Wenn dies der Fall ist, frage ich nach, wie man die Einmalkosten für die NC-Programmerstellung abbildet. Die Antwort kommt schnell: „Über einen Zuschlag“. Nun sind wir auf der Ebene angekommen, die für eine ERP-Auswahl und die Aufnahme der Prozesse entscheidend ist. Oft ist dieser Zuschlag ein fester Betrag und kein prozentualer Wert. Dies wäre schon die erste funktionale Anforderung, die sich aus dem Gespräch ableiten lässt. Denn es ist nicht selbstverständlich, dass alle ERP-Systeme einen Zuschlag als fixen Betrag oder alternativ als prozentualen Wert auf den Bestellpreis abbilden können. Das Thema ist dennoch immer noch nicht zufriedenstellend behandelt worden. Meist werden die Zuschläge in den Lieferantenbeziehungen des ERP-Systems gespeichert und bei der nächsten Bestellung von Frästeilen wieder in der Bestellposition vorbelegt. Dies ist meist auch in dem alten ERP-System so und wird mit dem Hinweis „wir nehmen den Zuschlag dann manuell raus“ kommentiert. Wenn ich frage, ob man das auch mal vergisst, kommt nicht selten die Antwort: „Ja, das kommt schon vor“. Wenn die Beschaffung von Frästeilen ein Kernprozess ist, wäre dies die zweite abzufragende funktionale Anforderung an ein ERP-System bezogen auf Zu- und Abschläge. Man muss abfragen, ob das System auch mit Einmalzuschlägen umgehen kann.

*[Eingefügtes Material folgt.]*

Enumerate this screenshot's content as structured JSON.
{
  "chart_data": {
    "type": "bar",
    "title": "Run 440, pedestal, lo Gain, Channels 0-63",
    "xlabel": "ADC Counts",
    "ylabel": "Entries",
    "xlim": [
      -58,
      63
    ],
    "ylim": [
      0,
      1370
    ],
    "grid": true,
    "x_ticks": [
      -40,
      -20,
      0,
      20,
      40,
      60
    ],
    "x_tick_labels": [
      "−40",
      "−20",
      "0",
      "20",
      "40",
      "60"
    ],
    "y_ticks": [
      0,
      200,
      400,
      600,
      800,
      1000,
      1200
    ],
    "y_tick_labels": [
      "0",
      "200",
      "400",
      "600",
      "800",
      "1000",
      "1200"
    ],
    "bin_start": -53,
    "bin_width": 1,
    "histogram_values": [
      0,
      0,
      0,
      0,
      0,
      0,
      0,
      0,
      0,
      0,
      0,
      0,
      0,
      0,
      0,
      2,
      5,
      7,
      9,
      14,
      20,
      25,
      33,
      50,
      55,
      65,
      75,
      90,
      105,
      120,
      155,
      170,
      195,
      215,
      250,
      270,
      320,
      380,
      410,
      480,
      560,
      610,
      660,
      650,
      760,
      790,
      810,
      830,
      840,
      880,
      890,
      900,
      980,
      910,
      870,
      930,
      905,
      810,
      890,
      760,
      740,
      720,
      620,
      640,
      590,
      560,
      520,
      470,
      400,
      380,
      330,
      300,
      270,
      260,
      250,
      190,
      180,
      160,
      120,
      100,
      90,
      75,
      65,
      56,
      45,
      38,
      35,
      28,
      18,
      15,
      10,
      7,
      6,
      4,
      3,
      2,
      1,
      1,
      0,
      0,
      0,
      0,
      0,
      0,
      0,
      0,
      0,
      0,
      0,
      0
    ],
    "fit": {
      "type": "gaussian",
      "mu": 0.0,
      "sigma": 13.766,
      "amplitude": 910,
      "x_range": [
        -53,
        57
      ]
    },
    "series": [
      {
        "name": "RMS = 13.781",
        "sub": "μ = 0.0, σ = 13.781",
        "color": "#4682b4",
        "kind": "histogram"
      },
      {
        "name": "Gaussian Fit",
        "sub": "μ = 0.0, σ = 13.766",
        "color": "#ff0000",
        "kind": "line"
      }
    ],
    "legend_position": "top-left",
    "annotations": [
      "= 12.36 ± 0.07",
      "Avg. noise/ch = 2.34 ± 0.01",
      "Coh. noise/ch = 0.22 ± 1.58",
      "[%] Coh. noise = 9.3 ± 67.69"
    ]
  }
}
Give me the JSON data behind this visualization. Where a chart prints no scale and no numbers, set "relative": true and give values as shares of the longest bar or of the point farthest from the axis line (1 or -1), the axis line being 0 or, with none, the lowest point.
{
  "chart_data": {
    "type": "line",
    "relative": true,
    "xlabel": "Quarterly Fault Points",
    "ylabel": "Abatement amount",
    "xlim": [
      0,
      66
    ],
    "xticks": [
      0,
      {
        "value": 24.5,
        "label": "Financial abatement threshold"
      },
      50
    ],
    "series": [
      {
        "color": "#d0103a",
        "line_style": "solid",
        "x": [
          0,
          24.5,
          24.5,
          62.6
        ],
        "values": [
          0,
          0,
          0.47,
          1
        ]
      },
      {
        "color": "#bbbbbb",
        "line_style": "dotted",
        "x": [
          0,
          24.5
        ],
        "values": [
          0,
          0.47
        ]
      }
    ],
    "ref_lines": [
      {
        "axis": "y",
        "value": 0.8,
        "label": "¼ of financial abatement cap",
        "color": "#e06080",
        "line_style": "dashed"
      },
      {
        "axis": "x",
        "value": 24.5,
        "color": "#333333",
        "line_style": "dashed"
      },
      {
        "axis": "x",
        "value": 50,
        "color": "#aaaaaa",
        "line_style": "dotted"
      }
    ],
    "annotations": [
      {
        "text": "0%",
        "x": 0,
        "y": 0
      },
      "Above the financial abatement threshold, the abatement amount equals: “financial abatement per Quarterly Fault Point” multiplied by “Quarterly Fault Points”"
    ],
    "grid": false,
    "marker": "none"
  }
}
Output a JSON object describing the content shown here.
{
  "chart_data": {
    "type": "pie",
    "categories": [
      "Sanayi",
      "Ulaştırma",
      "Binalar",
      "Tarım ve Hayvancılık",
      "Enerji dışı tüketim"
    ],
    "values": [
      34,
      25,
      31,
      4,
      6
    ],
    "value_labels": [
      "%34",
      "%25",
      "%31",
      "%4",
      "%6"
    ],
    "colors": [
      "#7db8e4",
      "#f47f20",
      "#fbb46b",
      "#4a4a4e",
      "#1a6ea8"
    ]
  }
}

Man sollte dem ERP-Hersteller nicht den Lösungsweg vorschreiben, sondern das Problem beschreiben, da es verschiedenen Möglichkeiten gibt, Anforderungen in einem ERP-System abzubilden. Auf dieser Ebene müssen die Prozesse aufgenommen und die benötigte Funktionalität abgeleitet werden. Wäre der Gesprächspartner in diesem Fall nun nicht ich, sondern ein interner Mitarbeiter gewesen, hätte man die Anforderungen an Zu- und Abschläge wahrscheinlich nicht in diesem Detaillierungsgrad aufgenommen, da man an dieser Stelle keine besondere Herausforderung an ein ERP-System erkannt hätte.